首先创建的文件夹，先定义一个创建文件夹的函数：

def makdir(path):
    try:
        isExists = os.path.exists(path)
        #判断是否存在文件夹
        if not isExists:
            #不存在创建
            os.makedirs(path)
            print(path+'文件夹创建成功！')
        else:
            print(path+'文件夹已存在！')
    except Exception as e:
        print(e)

爬取图片并保存图片函数

def pic_download(paths,url):
    # 请求头池
    headers = {
        
        'user-agent':"Mozilla/5.0 (X11; U; Linux x86_64; zh-CN; rv:1.9.2.10) Gecko/20100922 Ubuntu/10.10 (maverick) Firefox/3.6.10"
    }
    
    web = requests.get(url, headers=headers).content.decode()
    # print(web.encoding)
    data = etree.HTML(web)
    lists = data.xpath('//div[@class="text_left text_lefts"]/div[@id="container"]/div')
    for lis in lists:
        new_url = 'https:' + lis.xpath('./p/a/@href')[0]
        name = lis.xpath('./p/a/@alt')[0]
        #创建相应文件夹
        makdir(paths+'/' + name)
        new_web = requests.get(new_url, headers=headers).content.decode()
        new_data = etree.HTML(new_web)
        finall_url = 'https:' + new_data.xpath('//div[@class="imga"]/a/@href')[0]
        #以二进制的方式写入图片
        try:
            r = requests.get(finall_url, headers=headers).content
            with open(paths+'/' + name+'/'+name+'.jpg','wb') as f:
                f.write(r)
                print('%s 下载成功' % (name))
                time.sleep(0.5)
        except Exception:
            print('%s下载失败' % (name))
            time.sleep(0.5)

调用函数

if __name__ == '__main__':
    path = 'D:/爬虫下载'
    #爬取第5页到第7页的数据
    for i in range(5,8):
        print('==========开始第{}页的爬取=========='.format(i))
        url = 'https://sc.chinaz.com/tupian/renwutupian_{}.html'.format(i)
        pic_download(path+'/' + str(i),url)
        print('----------完成第{}页的爬取----------'.format(i))
        time.sleep(1)

完整代码：

from lxml import etree
import time
import requests
import os

#创建文件夹
def makdir(path):
    try:
        isExists = os.path.exists(path)
        #判断是否存在文件夹
        if not isExists:
            #不存在创建
            os.makedirs(path)
            print(path+'文件夹创建成功！
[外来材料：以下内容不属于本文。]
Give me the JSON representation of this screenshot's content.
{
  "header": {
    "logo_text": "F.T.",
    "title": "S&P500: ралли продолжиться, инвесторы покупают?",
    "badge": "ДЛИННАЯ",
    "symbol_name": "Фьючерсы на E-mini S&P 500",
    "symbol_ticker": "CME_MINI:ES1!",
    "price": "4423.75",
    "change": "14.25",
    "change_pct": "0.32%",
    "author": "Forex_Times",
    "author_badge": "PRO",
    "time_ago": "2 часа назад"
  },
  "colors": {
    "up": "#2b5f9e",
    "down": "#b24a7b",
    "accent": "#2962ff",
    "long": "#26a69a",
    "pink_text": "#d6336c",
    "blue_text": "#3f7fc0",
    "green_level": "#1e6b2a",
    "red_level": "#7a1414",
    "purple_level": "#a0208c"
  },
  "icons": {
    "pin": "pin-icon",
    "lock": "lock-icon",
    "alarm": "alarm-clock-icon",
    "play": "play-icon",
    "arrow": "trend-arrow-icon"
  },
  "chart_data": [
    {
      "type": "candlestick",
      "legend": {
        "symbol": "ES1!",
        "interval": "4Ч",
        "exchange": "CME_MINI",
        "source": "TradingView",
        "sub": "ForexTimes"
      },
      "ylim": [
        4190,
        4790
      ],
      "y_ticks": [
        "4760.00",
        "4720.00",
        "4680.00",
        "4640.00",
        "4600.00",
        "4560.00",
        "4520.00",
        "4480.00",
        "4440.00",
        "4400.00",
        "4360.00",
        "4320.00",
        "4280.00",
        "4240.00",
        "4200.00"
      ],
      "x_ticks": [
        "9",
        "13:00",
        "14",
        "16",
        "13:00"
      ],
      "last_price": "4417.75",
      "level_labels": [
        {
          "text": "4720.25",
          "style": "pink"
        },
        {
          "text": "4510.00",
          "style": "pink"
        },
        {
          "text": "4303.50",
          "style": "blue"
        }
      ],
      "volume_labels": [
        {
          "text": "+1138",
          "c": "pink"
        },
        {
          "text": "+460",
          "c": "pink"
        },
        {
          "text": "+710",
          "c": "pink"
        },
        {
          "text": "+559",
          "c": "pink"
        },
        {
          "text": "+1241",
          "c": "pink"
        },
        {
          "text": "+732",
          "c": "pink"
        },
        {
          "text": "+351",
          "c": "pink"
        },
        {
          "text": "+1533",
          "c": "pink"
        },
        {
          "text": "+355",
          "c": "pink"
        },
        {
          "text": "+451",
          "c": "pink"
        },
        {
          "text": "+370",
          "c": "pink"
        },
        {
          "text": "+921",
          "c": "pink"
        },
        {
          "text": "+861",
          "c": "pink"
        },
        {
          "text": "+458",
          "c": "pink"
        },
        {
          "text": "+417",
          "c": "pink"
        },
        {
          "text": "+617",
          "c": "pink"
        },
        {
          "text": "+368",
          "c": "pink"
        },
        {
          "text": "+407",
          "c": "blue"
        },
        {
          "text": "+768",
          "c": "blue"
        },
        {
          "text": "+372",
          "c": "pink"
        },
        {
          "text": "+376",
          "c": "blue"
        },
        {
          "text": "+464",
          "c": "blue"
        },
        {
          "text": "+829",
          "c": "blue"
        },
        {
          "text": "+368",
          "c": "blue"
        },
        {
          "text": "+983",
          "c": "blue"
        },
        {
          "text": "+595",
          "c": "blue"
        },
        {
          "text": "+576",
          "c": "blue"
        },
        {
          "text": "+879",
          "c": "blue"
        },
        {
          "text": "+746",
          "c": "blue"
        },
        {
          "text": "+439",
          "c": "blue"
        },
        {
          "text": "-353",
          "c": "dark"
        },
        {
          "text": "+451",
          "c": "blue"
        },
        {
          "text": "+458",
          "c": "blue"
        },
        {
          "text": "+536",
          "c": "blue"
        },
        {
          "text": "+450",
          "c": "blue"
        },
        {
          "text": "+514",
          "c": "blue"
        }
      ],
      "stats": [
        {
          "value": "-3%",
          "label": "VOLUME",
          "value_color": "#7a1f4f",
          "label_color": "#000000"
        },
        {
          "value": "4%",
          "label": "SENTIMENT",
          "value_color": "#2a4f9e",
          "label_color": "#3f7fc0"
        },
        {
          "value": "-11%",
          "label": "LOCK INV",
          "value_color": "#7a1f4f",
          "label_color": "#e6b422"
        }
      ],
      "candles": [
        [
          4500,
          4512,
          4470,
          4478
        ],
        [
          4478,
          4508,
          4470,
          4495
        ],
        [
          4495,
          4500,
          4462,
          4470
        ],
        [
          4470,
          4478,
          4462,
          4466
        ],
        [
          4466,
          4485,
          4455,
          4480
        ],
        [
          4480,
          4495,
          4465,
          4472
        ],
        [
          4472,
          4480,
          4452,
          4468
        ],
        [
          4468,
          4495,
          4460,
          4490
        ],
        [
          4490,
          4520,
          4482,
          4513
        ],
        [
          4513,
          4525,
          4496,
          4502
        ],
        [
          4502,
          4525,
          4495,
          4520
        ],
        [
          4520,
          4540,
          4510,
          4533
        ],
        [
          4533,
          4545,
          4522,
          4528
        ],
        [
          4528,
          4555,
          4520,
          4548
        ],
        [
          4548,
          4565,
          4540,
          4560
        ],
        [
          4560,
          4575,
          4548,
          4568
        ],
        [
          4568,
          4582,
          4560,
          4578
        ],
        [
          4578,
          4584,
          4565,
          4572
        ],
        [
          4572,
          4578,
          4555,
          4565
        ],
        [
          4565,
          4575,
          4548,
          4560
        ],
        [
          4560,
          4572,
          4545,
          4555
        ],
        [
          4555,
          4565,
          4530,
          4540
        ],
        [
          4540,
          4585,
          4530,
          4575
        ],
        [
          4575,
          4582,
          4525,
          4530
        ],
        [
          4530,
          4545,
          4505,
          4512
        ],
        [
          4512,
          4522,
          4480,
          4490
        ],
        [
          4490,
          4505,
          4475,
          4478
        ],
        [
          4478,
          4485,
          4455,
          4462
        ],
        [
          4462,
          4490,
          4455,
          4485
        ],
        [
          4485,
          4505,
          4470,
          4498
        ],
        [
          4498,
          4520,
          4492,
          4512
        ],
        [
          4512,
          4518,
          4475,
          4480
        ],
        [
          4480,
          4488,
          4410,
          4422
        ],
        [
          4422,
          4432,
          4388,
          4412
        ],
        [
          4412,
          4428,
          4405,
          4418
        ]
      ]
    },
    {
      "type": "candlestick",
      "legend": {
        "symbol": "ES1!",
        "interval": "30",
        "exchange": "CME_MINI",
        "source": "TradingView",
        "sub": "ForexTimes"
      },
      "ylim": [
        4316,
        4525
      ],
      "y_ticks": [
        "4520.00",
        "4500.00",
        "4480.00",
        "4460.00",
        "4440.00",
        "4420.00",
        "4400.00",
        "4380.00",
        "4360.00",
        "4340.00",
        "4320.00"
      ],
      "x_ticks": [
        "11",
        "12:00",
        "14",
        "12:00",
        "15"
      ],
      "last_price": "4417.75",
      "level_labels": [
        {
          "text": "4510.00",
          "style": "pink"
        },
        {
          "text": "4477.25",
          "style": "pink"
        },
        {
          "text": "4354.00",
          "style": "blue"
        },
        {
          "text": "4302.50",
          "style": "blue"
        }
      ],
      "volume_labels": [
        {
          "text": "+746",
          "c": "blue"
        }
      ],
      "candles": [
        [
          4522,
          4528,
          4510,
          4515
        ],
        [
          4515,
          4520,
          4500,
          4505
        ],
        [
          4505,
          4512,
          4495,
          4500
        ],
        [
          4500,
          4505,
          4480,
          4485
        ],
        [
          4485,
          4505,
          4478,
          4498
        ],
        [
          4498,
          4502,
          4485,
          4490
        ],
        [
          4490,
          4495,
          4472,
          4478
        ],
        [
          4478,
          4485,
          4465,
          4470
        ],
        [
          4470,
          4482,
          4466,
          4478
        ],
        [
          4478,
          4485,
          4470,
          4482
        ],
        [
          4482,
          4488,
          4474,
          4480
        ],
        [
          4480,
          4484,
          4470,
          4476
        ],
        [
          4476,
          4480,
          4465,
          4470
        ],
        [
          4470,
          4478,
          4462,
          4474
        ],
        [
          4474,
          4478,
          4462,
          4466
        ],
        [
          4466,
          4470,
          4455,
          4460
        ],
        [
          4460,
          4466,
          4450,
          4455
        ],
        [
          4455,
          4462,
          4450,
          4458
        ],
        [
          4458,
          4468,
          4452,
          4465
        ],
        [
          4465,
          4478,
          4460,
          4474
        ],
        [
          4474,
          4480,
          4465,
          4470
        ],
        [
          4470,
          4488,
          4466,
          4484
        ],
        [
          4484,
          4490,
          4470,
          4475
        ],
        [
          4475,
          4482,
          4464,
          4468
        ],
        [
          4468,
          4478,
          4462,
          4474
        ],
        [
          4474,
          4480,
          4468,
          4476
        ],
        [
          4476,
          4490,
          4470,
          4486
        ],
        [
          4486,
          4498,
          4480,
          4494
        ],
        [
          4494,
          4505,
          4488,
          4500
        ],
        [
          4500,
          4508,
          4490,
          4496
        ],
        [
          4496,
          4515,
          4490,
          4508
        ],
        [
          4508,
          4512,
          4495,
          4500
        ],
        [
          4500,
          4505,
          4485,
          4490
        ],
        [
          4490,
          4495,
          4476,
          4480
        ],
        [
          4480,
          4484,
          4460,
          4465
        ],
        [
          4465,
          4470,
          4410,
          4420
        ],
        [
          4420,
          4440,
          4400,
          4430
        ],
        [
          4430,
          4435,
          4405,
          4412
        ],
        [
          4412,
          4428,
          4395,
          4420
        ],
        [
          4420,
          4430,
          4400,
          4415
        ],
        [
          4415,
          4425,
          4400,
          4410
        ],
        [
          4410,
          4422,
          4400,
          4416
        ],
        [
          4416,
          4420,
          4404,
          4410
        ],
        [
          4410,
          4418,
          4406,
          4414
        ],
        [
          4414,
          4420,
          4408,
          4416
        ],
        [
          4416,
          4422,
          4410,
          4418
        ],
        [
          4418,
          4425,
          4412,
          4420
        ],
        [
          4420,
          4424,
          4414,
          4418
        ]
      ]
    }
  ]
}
')
        else:
            print(path+'文件夹已存在！')
    except Exception as e:
        print(e)


#获取图片
def pic_download(paths,url):
    # 请求头池
    headers = {
        
        'user-agent':"Mozilla/5.0 (X11; U; Linux x86_64; zh-CN; rv:1.9.2.10) Gecko/20100922 Ubuntu/10.10 (maverick) Firefox/3.6.10"
    }
    
    web = requests.get(url, headers=headers).content.decode()
    # print(web.encoding)
    data = etree.HTML(web)
    lists = data.xpath('//div[@class="text_left text_lefts"]/div[@id="container"]/div')
    for lis in lists:
        new_url = 'https:' + lis.xpath('./p/a/@href')[0]
        name = lis.xpath('./p/a/@alt')[0]
        #创建相应文件夹
        makdir(paths+'/' + name)
        new_web = requests.get(new_url, headers=headers).content.decode()
        new_data = etree.HTML(new_web)
        finall_url = 'https:' + new_data.xpath('//div[@class="imga"]/a/@href')[0]
        #以二进制的方式写入图片
        try:
            r = requests.get(finall_url, headers=headers).content
            with open(paths+'/' + name+'/'+name+'.jpg','wb') as f:
                f.write(r)
                print('%s 下载成功' % (name))
                time.sleep(0.5)
        except Exception:
            print('%s下载失败' % (name))
            time.sleep(0.5)
    #     #print(name)

if __name__ == '__main__':
    path = 'D:/爬虫下载'
    #爬取第5页到第7页的数据
    for i in range(5,6):
        print('==========开始第{}页的爬取=========='.format(i))
        url = 'https://sc.chinaz.com/tupian/renwutupian_{}.html'.format(i)
        pic_download(path+'/' + str(i),url)
        print('----------完成第{}页的爬取----------'.format(i))
        time.sleep(1)